We want to show that $$\mathscr{B} (\mathbb{R}^n) \subset \mathscr{A}:= \{A \subset \mathbb{R}^n : f(A) \in \mathscr{B}(\mathbb{R}^n) \}$$
By the definition of Borel $\sigma$-algebra it is enough to show that $\mathscr{A}$ is a $\sigma$-algebra and it contains all open sets.
Claim 1: $\mathscr{A}$ is a $\sigma$-algebra.

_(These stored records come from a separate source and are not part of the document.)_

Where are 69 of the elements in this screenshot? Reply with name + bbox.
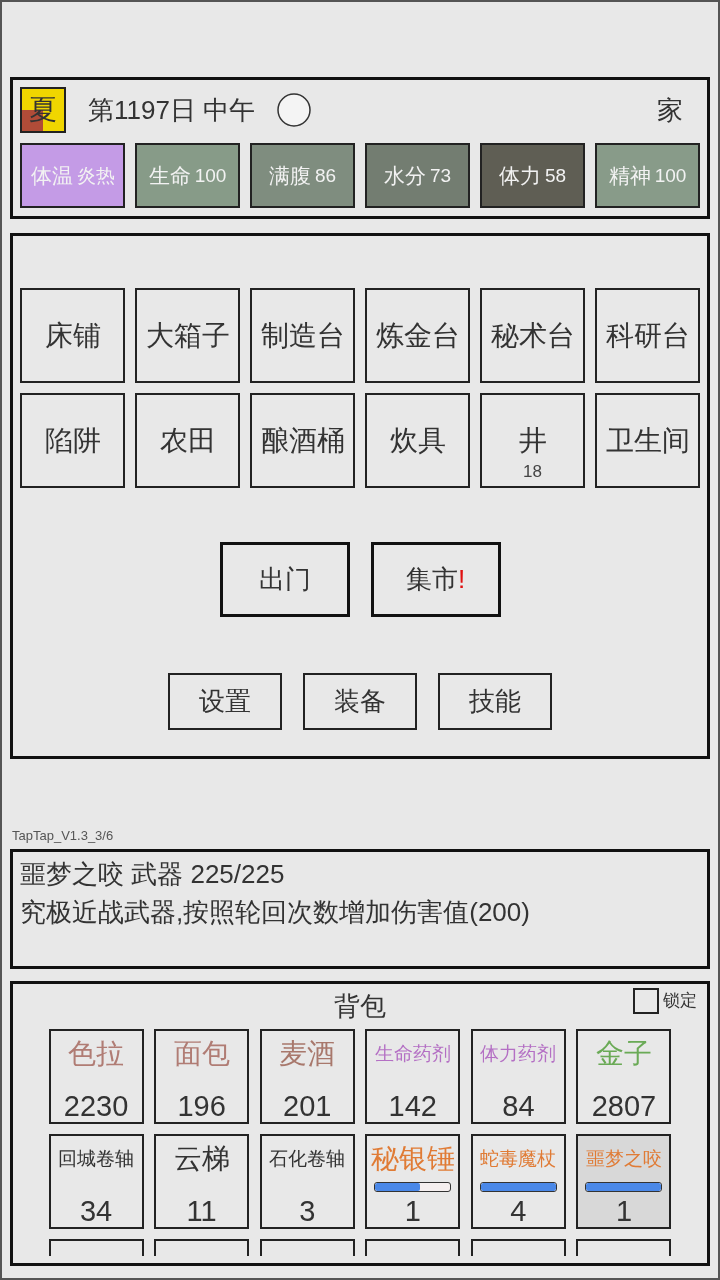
location-label: 家 [657,93,683,127]
facility-button[interactable]: 大箱子 [135,288,240,383]
stat-tile: 体力 58 [480,143,585,208]
item-name: 秘银锤 [370,1142,455,1176]
facility-button[interactable]: 井 18 [480,393,585,488]
item-name: 麦酒 [279,1037,336,1071]
lock-label: 锁定 [663,990,697,1012]
item-count: 84 [502,1090,535,1122]
item-title: 噩梦之咬 武器 225/225 [20,858,285,891]
inventory-slot[interactable]: 噩梦之咬 1 [576,1134,672,1229]
inventory-slot[interactable]: 秘银锤 1 [365,1134,461,1229]
facility-button[interactable]: 秘术台 [480,288,585,383]
item-name: 蛇毒魔杖 [480,1147,557,1171]
inventory-slot[interactable]: 麦酒 201 [259,1029,355,1124]
item-name: 石化卷轴 [269,1147,346,1171]
inventory-title: 背包 [334,990,386,1023]
inventory-slot[interactable]: 蛇毒魔杖 4 [470,1134,566,1229]
item-count: 1 [615,1195,633,1227]
facility-button[interactable]: 卫生间 [595,393,700,488]
item-name: 体力药剂 [480,1042,557,1066]
inventory-slot[interactable]: 生命药剂 142 [365,1029,461,1124]
facility-button[interactable]: 制造台 [250,288,355,383]
item-count: 142 [388,1090,437,1122]
menu-button[interactable]: 技能 [438,673,552,730]
inventory-slot[interactable]: 金子 2807 [576,1029,672,1124]
inventory-slot[interactable]: 面包 196 [154,1029,250,1124]
action-button[interactable]: 集市! [370,542,501,617]
inventory-slot[interactable]: 回城卷轴 34 [48,1134,144,1229]
item-count: 3 [299,1195,316,1227]
facility-button[interactable]: 农田 [135,393,240,488]
item-name: 金子 [596,1037,652,1071]
inventory-slot[interactable]: 云梯 11 [154,1134,250,1229]
item-name: 面包 [173,1037,230,1071]
item-count: 4 [510,1195,527,1227]
item-count: 196 [177,1090,226,1122]
menu-button[interactable]: 装备 [303,673,417,730]
item-name: 回城卷轴 [58,1147,134,1171]
menu-button[interactable]: 设置 [168,673,282,730]
item-count: 34 [79,1195,113,1227]
circle-icon [277,93,312,127]
facility-button[interactable]: 炼金台 [365,288,470,383]
season-label: 夏 [29,96,57,124]
stat-tile: 水分 73 [365,143,470,208]
item-name: 云梯 [173,1142,230,1176]
item-name: 色拉 [68,1037,124,1071]
version-label: TapTap_V1.3_3/6 [12,827,114,844]
item-name: 生命药剂 [374,1042,451,1066]
facility-button[interactable]: 炊具 [365,393,470,488]
item-description: 究极近战武器,按照轮回次数增加伤害值(200) [20,896,530,929]
inventory-slot[interactable]: 色拉 2230 [48,1029,144,1124]
stat-tile: 生命 100 [135,143,240,208]
facility-button[interactable]: 酿酒桶 [250,393,355,488]
item-count: 11 [186,1195,217,1227]
stat-tile: 体温 炎热 [20,143,125,208]
stat-tile: 精神 100 [595,143,700,208]
item-name: 噩梦之咬 [586,1147,662,1171]
item-count: 2230 [63,1090,129,1122]
facility-button[interactable]: 床铺 [20,288,125,383]
stat-tile: 满腹 86 [250,143,355,208]
item-count: 201 [283,1090,332,1122]
inventory-slot[interactable]: 石化卷轴 3 [259,1134,355,1229]
lock-checkbox[interactable] [633,987,659,1014]
inventory-slot[interactable]: 体力药剂 84 [470,1029,566,1124]
day-time-label: 第1197日 中午 [88,93,256,127]
item-count: 2807 [591,1090,657,1122]
facility-button[interactable]: 陷阱 [20,393,125,488]
facility-button[interactable]: 科研台 [595,288,700,383]
action-button[interactable]: 出门 [219,542,350,617]
item-count: 1 [404,1195,421,1227]
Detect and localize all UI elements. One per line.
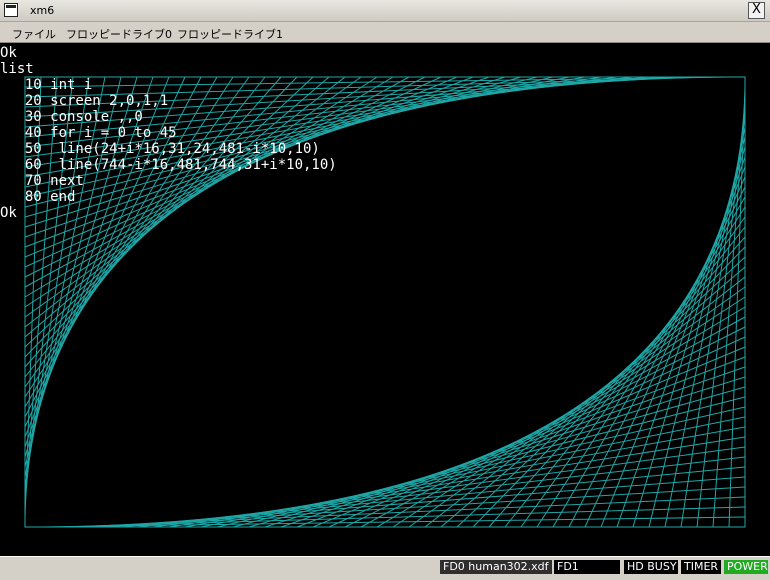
status-bar: FD0 human302.xdf FD1 HD BUSY TIMER POWER bbox=[0, 556, 770, 580]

Proof: Indeed $f(\emptyset)=\emptyset$ and so $\emptyset\in\mathscr{A}$. Also write $\mathbb{R}^n = \bigcup_{m=1}^{\infty} I_m$ where $I_m$ is the $n$-dimensional cube with edge length $m$, this is a compact subset and so
$f(\mathbb{R}^n) = \bigcup_{m=1}^\infty f(I_m)$ now $f(I_m)$ is compact hence closed and so is Borel measurable, we cocnlude that the union is Borel measurable and so $\mathbb{R}^n\in\mathscr{A}$.
Now if $A\in\mathscr{A}$ then $f(\mathbb{R}^n\backslash A) = f(\mathbb{R}^n)\backslash f(A)$ (by injectivity) and so $\mathbb{R}^n\backslash A \in \mathscr{A}$.
Finally if $A_1,A_2,...\in\mathscr{A}$ then $f(\bigcup A_i ) =\bigcup_i f(A_i)$ and so $\bigcup A_i \in \mathscr{A}$. We conclude that $\mathscr{A}$ is a $\sigma$-algebra.
Claim 2: The image of any open set $U$ is Borel measurable.
Proof: This is not that hard, look at here Every open set in $\mathbb{R}^n$ is the increasing union of compact sets.
Every open set is a countable union of compact sets and so you can argue as we did with $\mathbb{R}^n$.
Thus by Claims 1 and 2 we have that $\mathcal{A}$ is a $\sigma$-algebra and it contains all open sets. Since $\mathcal{B}(\mathbb{R}^n)$ is the minimal with such property, we have the desired inclusion.